Le terme de « Ruthènes » est un exonyme d'origine latine autrefois utilisés pour désigner les Slaves de l'Est, en particulier à la fin du Moyen Âge et au début de l'époque moderne. Le terme latin de Rutheni était utilisé dans les sources médiévales pour décrire tous les Slaves orientaux du grand-duché de Lituanie, soit les ancêtres des Biélorusses, des Rusynes et des Ukrainiens modernes[1],[2]. L'utilisation de l'exonyme ruthènes s'est poursuivie jusqu'au début de la période moderne, portant plusieurs sens et connotations distinctes, à la fois en termes de localisation géographique et d'appartenance religieuse (telle que l'affiliation à l'Église gréco-catholique ruthène[1],[3],[4][5],[6].

Dans les sources médiévales, le terme de « Ruthènes » était communément appliqué aux Slaves de l'Est en général, englobant ainsi tous les endonymes locaux sous leurs diverses formes.

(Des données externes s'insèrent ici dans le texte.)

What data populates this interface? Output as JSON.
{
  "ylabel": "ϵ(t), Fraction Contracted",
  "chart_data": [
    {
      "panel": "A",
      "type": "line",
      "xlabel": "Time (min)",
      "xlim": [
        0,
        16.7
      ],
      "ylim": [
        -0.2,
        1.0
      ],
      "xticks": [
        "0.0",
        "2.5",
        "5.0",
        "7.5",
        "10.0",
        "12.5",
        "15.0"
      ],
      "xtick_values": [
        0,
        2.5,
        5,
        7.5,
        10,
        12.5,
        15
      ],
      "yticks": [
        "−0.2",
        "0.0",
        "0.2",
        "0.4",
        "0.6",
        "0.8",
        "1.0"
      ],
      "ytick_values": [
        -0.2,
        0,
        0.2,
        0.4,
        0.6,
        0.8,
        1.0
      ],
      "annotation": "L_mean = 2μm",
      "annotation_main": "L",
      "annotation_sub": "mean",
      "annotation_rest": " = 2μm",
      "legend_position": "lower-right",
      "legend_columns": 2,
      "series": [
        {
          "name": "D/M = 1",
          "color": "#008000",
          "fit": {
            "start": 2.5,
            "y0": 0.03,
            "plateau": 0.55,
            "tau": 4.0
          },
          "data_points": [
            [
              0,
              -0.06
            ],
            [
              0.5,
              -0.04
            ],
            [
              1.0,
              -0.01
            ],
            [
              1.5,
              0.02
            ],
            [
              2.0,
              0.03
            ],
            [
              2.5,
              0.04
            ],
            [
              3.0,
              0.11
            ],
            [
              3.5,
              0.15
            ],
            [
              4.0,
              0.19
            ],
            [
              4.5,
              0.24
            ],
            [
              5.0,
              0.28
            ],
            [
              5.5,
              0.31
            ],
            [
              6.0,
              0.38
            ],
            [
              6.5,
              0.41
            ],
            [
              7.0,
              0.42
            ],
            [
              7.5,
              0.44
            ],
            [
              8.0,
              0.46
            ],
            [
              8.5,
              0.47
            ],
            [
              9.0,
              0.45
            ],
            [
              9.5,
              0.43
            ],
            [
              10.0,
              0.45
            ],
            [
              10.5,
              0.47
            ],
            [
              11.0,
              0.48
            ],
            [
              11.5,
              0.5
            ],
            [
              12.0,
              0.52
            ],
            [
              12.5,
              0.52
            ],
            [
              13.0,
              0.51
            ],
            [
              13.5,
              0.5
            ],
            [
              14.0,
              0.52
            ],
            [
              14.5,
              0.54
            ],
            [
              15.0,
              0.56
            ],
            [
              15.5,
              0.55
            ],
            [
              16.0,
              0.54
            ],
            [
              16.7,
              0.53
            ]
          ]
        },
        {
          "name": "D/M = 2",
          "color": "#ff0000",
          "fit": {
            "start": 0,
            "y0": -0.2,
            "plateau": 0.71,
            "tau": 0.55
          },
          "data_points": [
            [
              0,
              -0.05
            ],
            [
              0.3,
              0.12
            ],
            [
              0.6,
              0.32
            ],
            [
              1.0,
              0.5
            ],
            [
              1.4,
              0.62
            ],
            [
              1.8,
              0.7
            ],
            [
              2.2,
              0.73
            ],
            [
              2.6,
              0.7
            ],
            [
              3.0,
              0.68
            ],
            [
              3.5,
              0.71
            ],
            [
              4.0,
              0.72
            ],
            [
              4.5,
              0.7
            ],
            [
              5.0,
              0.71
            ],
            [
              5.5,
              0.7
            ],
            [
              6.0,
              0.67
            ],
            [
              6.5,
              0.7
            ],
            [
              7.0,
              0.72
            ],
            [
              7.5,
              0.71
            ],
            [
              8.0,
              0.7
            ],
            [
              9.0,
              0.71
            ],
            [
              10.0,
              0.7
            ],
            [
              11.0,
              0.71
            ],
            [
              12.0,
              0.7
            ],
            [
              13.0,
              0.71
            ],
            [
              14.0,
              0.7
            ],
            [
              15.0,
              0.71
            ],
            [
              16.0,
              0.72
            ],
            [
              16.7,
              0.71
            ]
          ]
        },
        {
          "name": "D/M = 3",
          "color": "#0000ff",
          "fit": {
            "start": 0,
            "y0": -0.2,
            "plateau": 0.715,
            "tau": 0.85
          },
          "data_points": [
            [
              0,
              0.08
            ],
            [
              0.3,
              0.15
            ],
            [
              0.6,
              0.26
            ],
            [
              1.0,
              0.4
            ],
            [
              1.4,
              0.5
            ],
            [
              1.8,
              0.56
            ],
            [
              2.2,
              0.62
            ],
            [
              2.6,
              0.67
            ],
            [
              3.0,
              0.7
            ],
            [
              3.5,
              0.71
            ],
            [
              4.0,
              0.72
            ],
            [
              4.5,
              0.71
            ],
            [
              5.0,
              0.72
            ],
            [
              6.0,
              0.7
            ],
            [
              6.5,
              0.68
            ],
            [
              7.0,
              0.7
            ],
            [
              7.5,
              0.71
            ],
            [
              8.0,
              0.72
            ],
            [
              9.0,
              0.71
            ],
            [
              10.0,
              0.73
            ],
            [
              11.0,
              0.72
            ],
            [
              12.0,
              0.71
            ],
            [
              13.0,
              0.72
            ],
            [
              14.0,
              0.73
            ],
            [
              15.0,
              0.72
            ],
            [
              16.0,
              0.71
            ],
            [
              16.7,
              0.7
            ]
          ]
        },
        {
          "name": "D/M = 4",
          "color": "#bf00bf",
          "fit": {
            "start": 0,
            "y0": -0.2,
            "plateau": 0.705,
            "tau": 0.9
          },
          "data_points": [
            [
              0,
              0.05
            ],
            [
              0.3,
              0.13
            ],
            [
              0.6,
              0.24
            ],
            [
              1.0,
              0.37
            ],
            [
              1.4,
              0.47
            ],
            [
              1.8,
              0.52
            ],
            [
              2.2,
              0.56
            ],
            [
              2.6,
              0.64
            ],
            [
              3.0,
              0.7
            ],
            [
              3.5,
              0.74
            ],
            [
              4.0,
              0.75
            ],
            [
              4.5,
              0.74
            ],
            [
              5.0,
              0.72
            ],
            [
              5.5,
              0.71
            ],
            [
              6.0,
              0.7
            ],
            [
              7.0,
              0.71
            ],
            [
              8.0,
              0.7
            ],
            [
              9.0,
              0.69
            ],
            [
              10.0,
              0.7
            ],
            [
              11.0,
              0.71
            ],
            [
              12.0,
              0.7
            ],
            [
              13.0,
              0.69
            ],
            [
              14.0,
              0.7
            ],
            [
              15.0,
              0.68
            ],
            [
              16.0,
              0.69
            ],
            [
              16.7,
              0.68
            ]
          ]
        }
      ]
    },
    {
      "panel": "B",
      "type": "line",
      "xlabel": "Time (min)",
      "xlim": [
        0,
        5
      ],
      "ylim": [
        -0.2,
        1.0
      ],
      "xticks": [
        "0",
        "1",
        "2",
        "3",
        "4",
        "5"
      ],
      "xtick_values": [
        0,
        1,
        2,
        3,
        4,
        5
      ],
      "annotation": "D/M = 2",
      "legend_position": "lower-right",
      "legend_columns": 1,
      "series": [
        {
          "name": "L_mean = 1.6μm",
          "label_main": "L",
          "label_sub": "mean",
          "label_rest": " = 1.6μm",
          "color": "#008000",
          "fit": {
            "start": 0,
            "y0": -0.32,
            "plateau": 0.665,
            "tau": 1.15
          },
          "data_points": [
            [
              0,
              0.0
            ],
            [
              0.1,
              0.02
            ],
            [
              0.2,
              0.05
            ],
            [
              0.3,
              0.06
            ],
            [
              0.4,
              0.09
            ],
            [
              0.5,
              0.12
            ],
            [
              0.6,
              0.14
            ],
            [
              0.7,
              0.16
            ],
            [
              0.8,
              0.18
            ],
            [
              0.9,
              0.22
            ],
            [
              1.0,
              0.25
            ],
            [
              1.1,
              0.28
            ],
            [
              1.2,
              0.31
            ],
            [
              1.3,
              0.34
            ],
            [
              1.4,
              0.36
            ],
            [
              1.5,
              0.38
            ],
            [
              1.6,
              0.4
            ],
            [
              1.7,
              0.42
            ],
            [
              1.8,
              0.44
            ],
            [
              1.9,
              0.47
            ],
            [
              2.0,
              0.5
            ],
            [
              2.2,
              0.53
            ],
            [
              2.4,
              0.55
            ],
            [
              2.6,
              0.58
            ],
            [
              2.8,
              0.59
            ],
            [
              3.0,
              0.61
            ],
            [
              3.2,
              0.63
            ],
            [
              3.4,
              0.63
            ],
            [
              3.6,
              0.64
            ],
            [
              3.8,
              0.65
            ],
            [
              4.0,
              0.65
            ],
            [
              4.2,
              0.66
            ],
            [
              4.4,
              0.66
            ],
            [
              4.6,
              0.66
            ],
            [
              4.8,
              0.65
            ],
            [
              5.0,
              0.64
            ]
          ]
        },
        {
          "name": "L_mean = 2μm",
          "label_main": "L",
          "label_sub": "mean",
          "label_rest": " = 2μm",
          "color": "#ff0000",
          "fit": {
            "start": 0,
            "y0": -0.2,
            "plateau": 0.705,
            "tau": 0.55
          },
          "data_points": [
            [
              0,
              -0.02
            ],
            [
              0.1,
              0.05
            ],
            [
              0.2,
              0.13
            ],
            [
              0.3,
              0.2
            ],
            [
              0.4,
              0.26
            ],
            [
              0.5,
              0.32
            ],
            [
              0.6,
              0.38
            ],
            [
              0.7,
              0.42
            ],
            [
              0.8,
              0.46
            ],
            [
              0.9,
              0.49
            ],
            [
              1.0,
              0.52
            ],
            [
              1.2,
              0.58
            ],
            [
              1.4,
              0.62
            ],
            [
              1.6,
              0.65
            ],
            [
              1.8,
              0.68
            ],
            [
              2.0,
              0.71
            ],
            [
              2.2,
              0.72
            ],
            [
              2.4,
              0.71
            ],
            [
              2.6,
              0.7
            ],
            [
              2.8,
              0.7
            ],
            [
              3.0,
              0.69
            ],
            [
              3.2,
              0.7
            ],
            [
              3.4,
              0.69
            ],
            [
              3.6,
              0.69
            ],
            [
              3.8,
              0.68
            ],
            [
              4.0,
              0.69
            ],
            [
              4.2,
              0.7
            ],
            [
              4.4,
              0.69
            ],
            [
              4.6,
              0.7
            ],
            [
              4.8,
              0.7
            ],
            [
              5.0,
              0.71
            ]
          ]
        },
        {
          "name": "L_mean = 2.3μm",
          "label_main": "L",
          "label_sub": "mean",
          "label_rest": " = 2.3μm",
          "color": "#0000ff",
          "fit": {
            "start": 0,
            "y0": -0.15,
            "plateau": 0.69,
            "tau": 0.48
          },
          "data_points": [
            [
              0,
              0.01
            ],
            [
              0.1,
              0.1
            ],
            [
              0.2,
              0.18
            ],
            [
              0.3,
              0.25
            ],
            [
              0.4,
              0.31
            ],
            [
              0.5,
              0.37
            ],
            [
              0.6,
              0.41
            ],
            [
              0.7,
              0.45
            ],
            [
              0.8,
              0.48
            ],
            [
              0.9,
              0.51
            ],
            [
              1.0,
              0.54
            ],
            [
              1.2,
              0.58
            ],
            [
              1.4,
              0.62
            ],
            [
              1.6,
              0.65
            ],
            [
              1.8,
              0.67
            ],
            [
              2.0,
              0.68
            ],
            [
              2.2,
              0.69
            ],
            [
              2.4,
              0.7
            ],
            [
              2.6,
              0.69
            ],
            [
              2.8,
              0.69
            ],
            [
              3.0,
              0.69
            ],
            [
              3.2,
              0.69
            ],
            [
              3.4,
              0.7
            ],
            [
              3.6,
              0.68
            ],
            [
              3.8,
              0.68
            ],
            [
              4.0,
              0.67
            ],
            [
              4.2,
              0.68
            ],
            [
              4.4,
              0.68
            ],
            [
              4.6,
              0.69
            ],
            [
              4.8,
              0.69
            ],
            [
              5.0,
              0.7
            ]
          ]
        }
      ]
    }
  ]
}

En optant pour l'utilisation de termes exonymiques, les auteurs qui écrivaient en latin étaient soulagés de la nécessité d'être précis dans leur description des populations locales ; et cette qualité est toujours reconnue par les auteurs modernes, principalement occidentaux, en particulier ceux qui préfèrent utiliser des exonymes plutôt que des endonymes[7],[8],[9].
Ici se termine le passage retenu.